Professor Garry Stewart, Director of Assemblage, is preparing for his final performances as Artistic Director of ADT, while other Flinders success stories include alumni filmmakers winning Helpmann Academy funding, and Dr Nicolas Hart being named a Fellow of ESSA.
Stewart prepares for his last dance
The Director of Assemblage, Professor Garry Stewart, has been listed in the latest edition of Routledge’s Fifty Contemporary Choreographers, a compendium of the world’s leading contemporary dance choreographers. He was also listed in the previous edition.
At the end of this year, Professor Stewart will depart his role as Artistic Director of Australian Dance Theatre after 22 years of service. His final work will be a remount of G, his audacious deconstruction of the classical ballet Giselle. Performances take place at Her Majesty’s Theatre, from 25-29 November. Immediately following this, he will commence work on a dance and robotics project with Professor John Spoehr at Line Zero.
Hart earns Sport Science honour
Dr Nicolas Hart, who is a new Matthew Flinders Fellow and Deputy Lead of the Cancer Survivorship Program within the Caring Futures Institute, has been named Fellow of ESSA (Exercise and Sport Science Australia).
Dr Hart has been an ESSA member for almost 15 years and has represented exercise science nationally and internationally, exemplifying high levels of achievement across the clinical, industry, academic and service pathways of ESSA. He was named ESSA’s 2014 Exercise Scientist of the Year and subsequently received ESSA’s inaugural Clinical Exercise Physiology Research Grant in 2015 that helped launch the next stage of his career in exercise oncology.
“Dr Hart is deeply committed to ESSA and the industry and his distinguished engagement spans across community, sport and clinical settings. His dedication, passion and pride in ESSA and this industry is outstanding,” says ESSA Chief Executive Officer, Anita Hobson-Powell.
“The awarding of an ESSA Fellowship allows us to recognise a long-standing member that has made a significant impact on the exercise and sports science industry and has continued to provide their support and dedication to the association.”
This honour for Dr Hart is especially timely, as Flinders is currently going through the accreditation process for a new clinical exercise physiologist course with ESSA.
Emerging filmmakers win Creative Innovator funding
Flinders University graduates Alexander Salkicevic and Bryce Kraehenbuehl received $20,000 in seed funding from the Helpmann Academy Creative Innovator Program for their film production business, Two Up Films, after impressing the pitch panel with their innovative business model. In addition to funding, they will also receive a placement at the Incubator Space at Flinders University New Venture Institute.
The duo say their funding will be used to completely finance the production of their first low-budget horror feature film, made in Adelaide, and will pay for cast members, crew members, locations and equipment.
Salkicevic and Kraehenbuehl say they are the first production team in Australia to make micro-budget horror films (films that cost less than $500,000 to produce) with the intent to make a return on investment to fund future projects. The Helpmann Academy funding will kickstart the cycle of their business model, through selling the feature to distributors and using money from the sale to fund their next project.
Payton to deliver history lecture
Professor Philip Payton will deliver the History Council of South Australia’s Annual Regional Lecture about his new book Vice-Regal: A History of the Governors of South Australia, recently published by Wakefield Press. Professor Payton will explain that the Governors – and their wives – have played pivotal roles in the development of South Australia. Sometimes idiosyncratic and often forceful characters, with the occasional whiff of scandal, these Governors and their families have added immeasurably to the colourful history of the State.

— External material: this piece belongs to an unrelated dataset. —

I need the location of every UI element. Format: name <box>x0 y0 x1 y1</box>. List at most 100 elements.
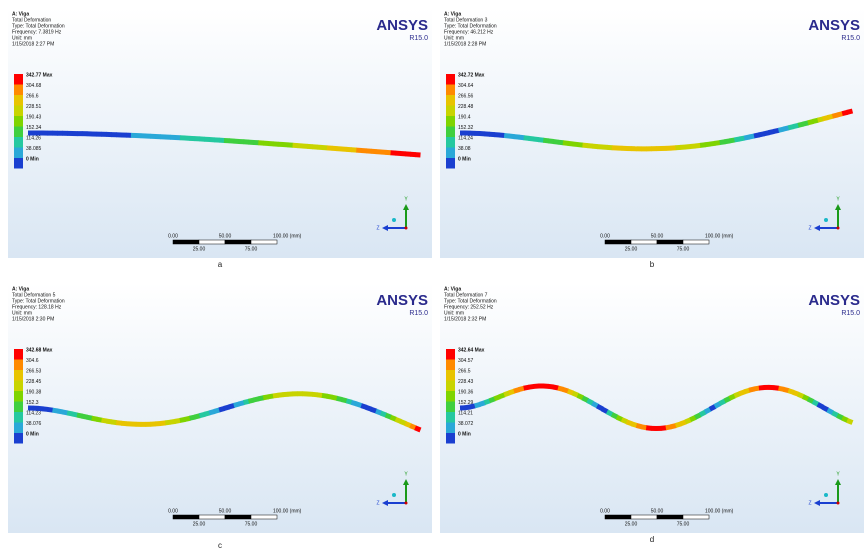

The lecture, at the Bridgeport Hotel, Murray Bridge from 6pm-7.30pm on Wednesday 1 December, is being hosted in conjunction with the Rural City of Murray Bridge, the Murray Bridge Historical Society, and Wakefield Press, with admission free (but registration compulsory) and nibbles and a drink provided. Copies of Philip’s book are available here, or to register for the event on 1 December, follow the Eventbrite link here.
Afghan plight named best youth film in Asia Pacific
Australian/Afghanistan co-production When Pomegranates Howl, from Flinders University graduate Granaz Moussavi, has been nominated for Best Youth Film at the 2021 Asia Pacific Screen Awards.
Written and directed by Granaz Moussavi (My Tehran for Sale), this unforgettable anti-war drama was shot in Afghanistan. It follows Hewad, an irrepressible nine-year old boy who hustles on the streets of Kabul, selling everything from pomegranate juice to protection from the evil eye.
Partly funded by the Adelaide Film Festival and post-produced in Adelaide, When Pomegranates Howl is the latest film from Moussavi, who immigrated to Australia from Tehran with her family in the late 1990s. Since then, she has distinguished herself as a contemporary poet, film director and screenwriter.
Distributed in Australia by Bonsai Films, this poignant feature will next be seen at the 2021 Sydney Film Festival, along with a late-November preview season in Sydney and Canberra, before having a select theatrical release in the first quarter of 2022.